Ritholtz Wealth Management is a wealth management firm based in New York with locations around the US. They've long been known for presence in old media (Bloomberg TV and CNBC) and new media (social media, podcasts, and blogs). As their CEO Josh Brown explained this week, they built their business via organic growth. They use content as a way to build trust – prospects know what Ritholtz thinks and how they approach money management.

"Traditional" wealth managers typically grow in one of two ways: acquiring other firms, or referral relationships with big brokerages (Schwab, Fidelity, etc.). These are quick ways to add clients and grow your business ("add AUM"). Compliance departments water content down to sound the same, which is why you see Merrill Lynch employees sharing the same boilerplate market update on LinkedIn.

In theory, neither Permanent Equity nor Ritholtz Wealth should succeed. I doubt they would have been business school case studies when they were founded.

Both took the hard route. Both could've followed the traditional playbook to grow their businesses faster, spending zero time publishing content (without help from AI), recording podcasts, or appearing on CNBC.

But both firms have succeeded. Wildly so. They're now in a strong position in their respective industries, with massive legs up on the competition. They have durability other firms would kill for.

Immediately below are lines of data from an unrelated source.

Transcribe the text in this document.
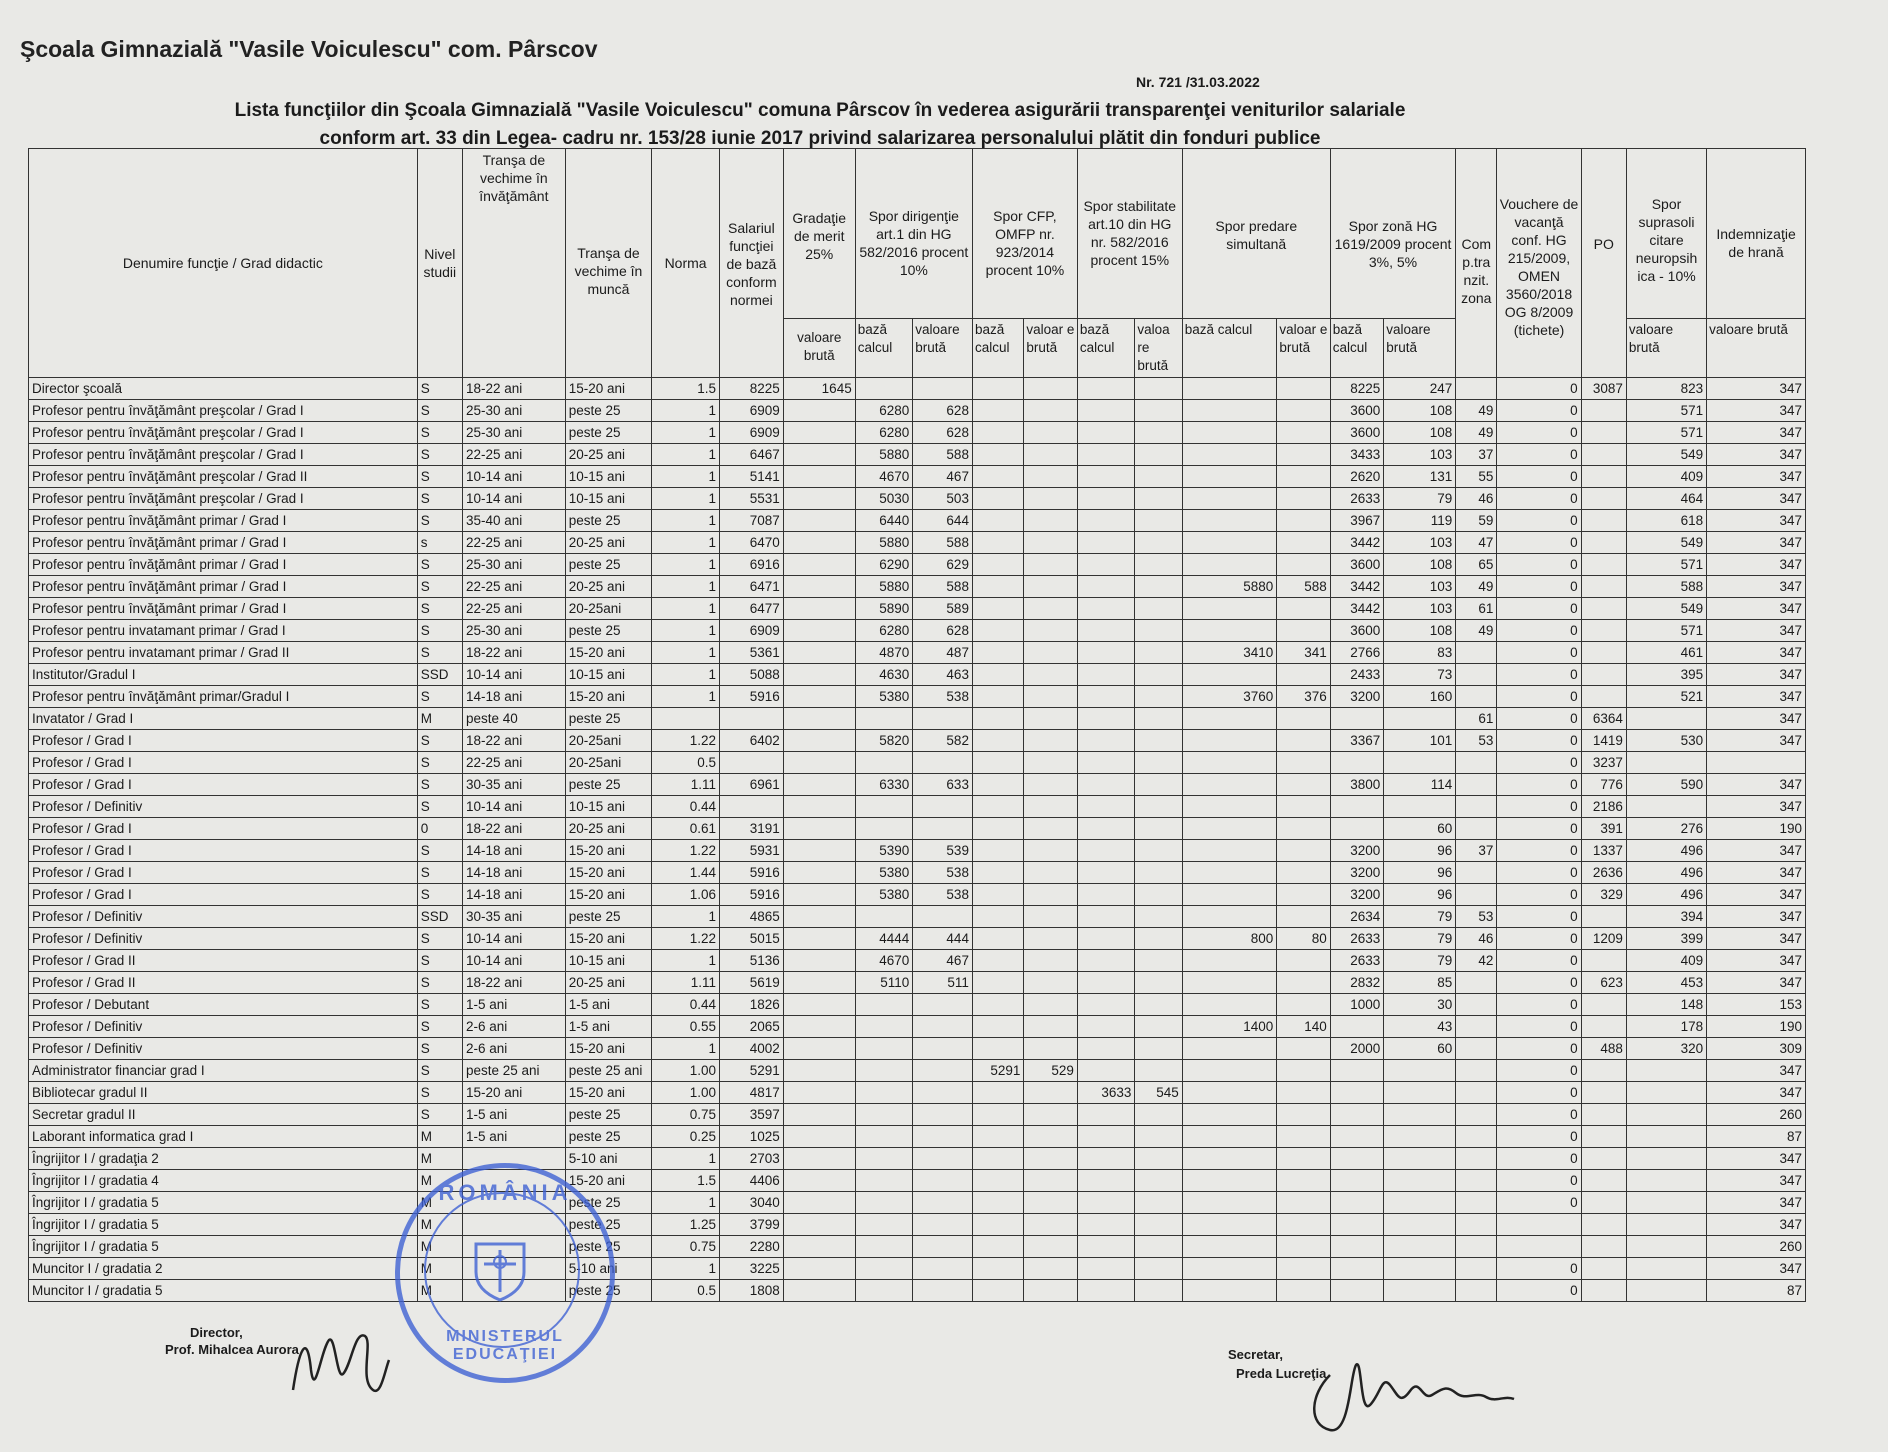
Şcoala Gimnazială "Vasile Voiculescu" com. Pârscov
Nr. 721 /31.03.2022
Lista funcţiilor din Şcoala Gimnazială "Vasile Voiculescu" comuna Pârscov în vederea asigurării transparenţei veniturilor salariale
conform art. 33 din Legea- cadru nr. 153/28 iunie 2017 privind salarizarea personalului plătit din fonduri publice
Denumire funcţie / Grad didactic	Nivel studii	Tranşa de vechime în învăţământ	Tranşa de vechime în muncă	Norma	Salariul funcţiei de bază conform normei	Gradaţie de merit 25%	Spor dirigenţie art.1 din HG 582/2016 procent 10%		Spor CFP, OMFP nr. 923/2014 procent 10%		Spor stabilitate art.10 din HG nr. 582/2016 procent 15%		Spor predare simultană		Spor zonă HG 1619/2009 procent 3%, 5%		Com p.tra nzit. zona	Vouchere de vacanţă conf. HG 215/2009, OMEN 3560/2018 OG 8/2009 (tichete)	PO	Spor suprasoli citare neuropsih ica - 10%	Indemnizaţie de hrană
						valoare brută	bază calcul	valoare brută	bază calcul	valoar e brută	bază calcul	valoa re brută	bază calcul	valoar e brută	bază calcul	valoare brută				valoare brută	valoare brută
Director şcoală	S	18-22 ani	15-20 ani	1.5	8225	1645									8225	247		0	3087	823	347
Profesor pentru învăţământ preşcolar / Grad I	S	25-30 ani	peste 25	1	6909		6280	628							3600	108	49	0		571	347
Profesor pentru învăţământ preşcolar / Grad I	S	25-30 ani	peste 25	1	6909		6280	628							3600	108	49	0		571	347
Profesor pentru învăţământ preşcolar / Grad I	S	22-25 ani	20-25 ani	1	6467		5880	588							3433	103	37	0		549	347
Profesor pentru învăţământ preşcolar / Grad II	S	10-14 ani	10-15 ani	1	5141		4670	467							2620	131	55	0		409	347
Profesor pentru învăţământ preşcolar / Grad I	S	10-14 ani	10-15 ani	1	5531		5030	503							2633	79	46	0		464	347
Profesor pentru învăţământ primar / Grad I	S	35-40 ani	peste 25	1	7087		6440	644							3967	119	59	0		618	347
Profesor pentru învăţământ primar / Grad I	s	22-25 ani	20-25 ani	1	6470		5880	588							3442	103	47	0		549	347
Profesor pentru învăţământ primar / Grad I	S	25-30 ani	peste 25	1	6916		6290	629							3600	108	65	0		571	347
Profesor pentru învăţământ primar / Grad I	S	22-25 ani	20-25 ani	1	6471		5880	588					5880	588	3442	103	49	0		588	347
Profesor pentru învăţământ primar / Grad I	S	22-25 ani	20-25ani	1	6477		5890	589							3442	103	61	0		549	347
Profesor pentru invatamant primar / Grad I	S	25-30 ani	peste 25	1	6909		6280	628							3600	108	49	0		571	347
Profesor pentru invatamant primar / Grad II	S	18-22 ani	15-20 ani	1	5361		4870	487					3410	341	2766	83		0		461	347
Institutor/Gradul I	SSD	10-14 ani	10-15 ani	1	5088		4630	463							2433	73		0		395	347
Profesor pentru învăţământ primar/Gradul I	S	14-18 ani	15-20 ani	1	5916		5380	538					3760	376	3200	160		0		521	347
Invatator / Grad I	M	peste 40	peste 25														61	0	6364		347
Profesor / Grad I	S	18-22 ani	20-25ani	1.22	6402		5820	582							3367	101	53	0	1419	530	347
Profesor / Grad I	S	22-25 ani	20-25ani	0.5														0	3237		
Profesor / Grad I	S	30-35 ani	peste 25	1.11	6961		6330	633							3800	114		0	776	590	347
Profesor / Definitiv	S	10-14 ani	10-15 ani	0.44														0	2186		347
Profesor / Grad I	0	18-22 ani	20-25 ani	0.61	3191											60		0	391	276	190
Profesor / Grad I	S	14-18 ani	15-20 ani	1.22	5931		5390	539							3200	96	37	0	1337	496	347
Profesor / Grad I	S	14-18 ani	15-20 ani	1.44	5916		5380	538							3200	96		0	2636	496	347
Profesor / Grad I	S	14-18 ani	15-20 ani	1.06	5916		5380	538							3200	96		0	329	496	347
Profesor / Definitiv	SSD	30-35 ani	peste 25	1	4865										2634	79	53	0		394	347
Profesor / Definitiv	S	10-14 ani	15-20 ani	1.22	5015		4444	444					800	80	2633	79	46	0	1209	399	347
Profesor / Grad II	S	10-14 ani	10-15 ani	1	5136		4670	467							2633	79	42	0		409	347
Profesor / Grad II	S	18-22 ani	20-25 ani	1.11	5619		5110	511							2832	85		0	623	453	347
Profesor / Debutant	S	1-5 ani	1-5 ani	0.44	1826										1000	30		0		148	153
Profesor / Definitiv	S	2-6 ani	1-5 ani	0.55	2065								1400	140		43		0		178	190
Profesor / Definitiv	S	2-6 ani	15-20 ani	1	4002										2000	60		0	488	320	309
Administrator financiar grad I	S	peste 25 ani	peste 25 ani	1.00	5291				5291	529								0			347
Bibliotecar gradul II	S	15-20 ani	15-20 ani	1.00	4817						3633	545						0			347
Secretar gradul II	S	1-5 ani	peste 25	0.75	3597													0			260
Laborant informatica grad I	M	1-5 ani	peste 25	0.25	1025													0			87
Îngrijitor I / gradaţia 2	M		5-10 ani	1	2703													0			347
Îngrijitor I / gradatia 4	M		15-20 ani	1.5	4406													0			347
Îngrijitor I / gradatia 5	M		peste 25	1	3040													0			347
Îngrijitor I / gradatia 5	M		peste 25	1.25	3799																347
Îngrijitor I / gradatia 5	M		peste 25	0.75	2280																260
Muncitor I / gradatia 2	M		5-10 ani	1	3225													0			347
Muncitor I / gradatia 5	M		peste 25	0.5	1808													0			87
ROMÂNIA
MINISTERUL EDUCAŢIEI
Director,
Prof. Mihalcea Aurora	Secretar,
Preda Lucreţia
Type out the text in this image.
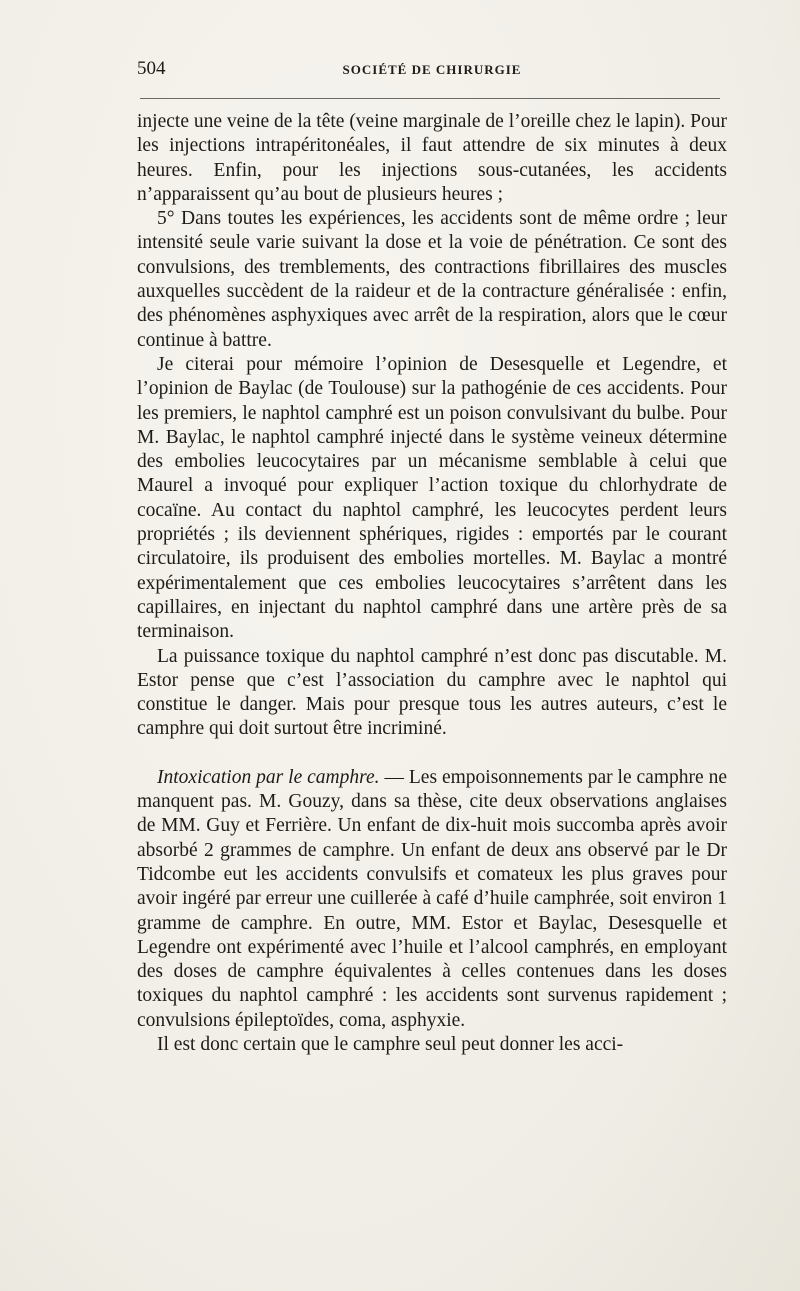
504	SOCIÉTÉ DE CHIRURGIE

injecte une veine de la tête (veine marginale de l’oreille chez le lapin). Pour les injections intrapéritonéales, il faut attendre de six minutes à deux heures. Enfin, pour les injections sous-cutanées, les accidents n’apparaissent qu’au bout de plusieurs heures ;

5° Dans toutes les expériences, les accidents sont de même ordre ; leur intensité seule varie suivant la dose et la voie de pénétration. Ce sont des convulsions, des tremblements, des contractions fibrillaires des muscles auxquelles succèdent de la raideur et de la contracture généralisée : enfin, des phénomènes asphyxiques avec arrêt de la respiration, alors que le cœur continue à battre.

Je citerai pour mémoire l’opinion de Desesquelle et Legendre, et l’opinion de Baylac (de Toulouse) sur la pathogénie de ces accidents. Pour les premiers, le naphtol camphré est un poison convulsivant du bulbe. Pour M. Baylac, le naphtol camphré injecté dans le système veineux détermine des embolies leucocytaires par un mécanisme semblable à celui que Maurel a invoqué pour expliquer l’action toxique du chlorhydrate de cocaïne. Au contact du naphtol camphré, les leucocytes perdent leurs propriétés ; ils deviennent sphériques, rigides : emportés par le courant circulatoire, ils produisent des embolies mortelles. M. Baylac a montré expérimentalement que ces embolies leucocytaires s’arrêtent dans les capillaires, en injectant du naphtol camphré dans une artère près de sa terminaison.

La puissance toxique du naphtol camphré n’est donc pas discutable. M. Estor pense que c’est l’association du camphre avec le naphtol qui constitue le danger. Mais pour presque tous les autres auteurs, c’est le camphre qui doit surtout être incriminé.

Intoxication par le camphre. — Les empoisonnements par le camphre ne manquent pas. M. Gouzy, dans sa thèse, cite deux observations anglaises de MM. Guy et Ferrière. Un enfant de dix-huit mois succomba après avoir absorbé 2 grammes de camphre. Un enfant de deux ans observé par le Dr Tidcombe eut les accidents convulsifs et comateux les plus graves pour avoir ingéré par erreur une cuillerée à café d’huile camphrée, soit environ 1 gramme de camphre. En outre, MM. Estor et Baylac, Desesquelle et Legendre ont expérimenté avec l’huile et l’alcool camphrés, en employant des doses de camphre équivalentes à celles contenues dans les doses toxiques du naphtol camphré : les accidents sont survenus rapidement ; convulsions épileptoïdes, coma, asphyxie.

Il est donc certain que le camphre seul peut donner les acci-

PE gets thousands of inbound opportunities to buy businesses, and they get their pick. I'd bet they even get opportunities to buy businesses cheaper than the competition. Owners want to sell to PE.

Traditional private equity firms go to the same conferences, hire the same business school graduates, and have the same 50-page Powerpoint presentations to pitch their firms. They compete based on who can pay more, who has a more polished Powerpoint pitch, and who hosts a nicer (or drunker) prospect dinner. It's a numbers game. Prospects are lines on a literal spreadsheet rather than real businesses with real legacies full of real people with real concern for their jobs.

Ritholtz chooses who gets to be their client – investors reach out practically throwing money at them.

Traditional wealth shops compete based on fees and who can offer (but not guarantee, of course) better performance or access to the newest investments. It's all performative. I've been in meetings where money managers discuss making meaningful trades in accounts "to make it look like we're earning our fee."

PE and Ritholtz are one of one. Their competition battles based on fees, empty promises, connections, and luck.

Sameness makes you a commodity. And when you're a commodity, your existence is fragile.

And I don't just mean in business.

In our careers, we build the same skills and resumes as everyone else because it's the path we "should" follow. As parents, we sign up our kids for the same hectic schedule as everyone else so our kids "don't miss out." We hold on to old friendships because of inertia and memories of our old selves. We're on cruise control in life.

Instead, we can build a career skillset unique to us. One that fulfills us and makes us someone people would kill to hire.

We can take the time to get to know our kids and build a life that's right for them. We can let old friendships wither to make room to nurture new ones. We can become indispensable to our families and friends.

We can be thoughtful and intentional about how we spend our (very limited) time, focusing on what sharpens our blades rather than dulls it.

We can become one of one.

Years of unapologetic uniqueness has made Permanent Equity and Ritholtz leaders in their industries.

Where could we be if we committed unapologetically to our uniqueness?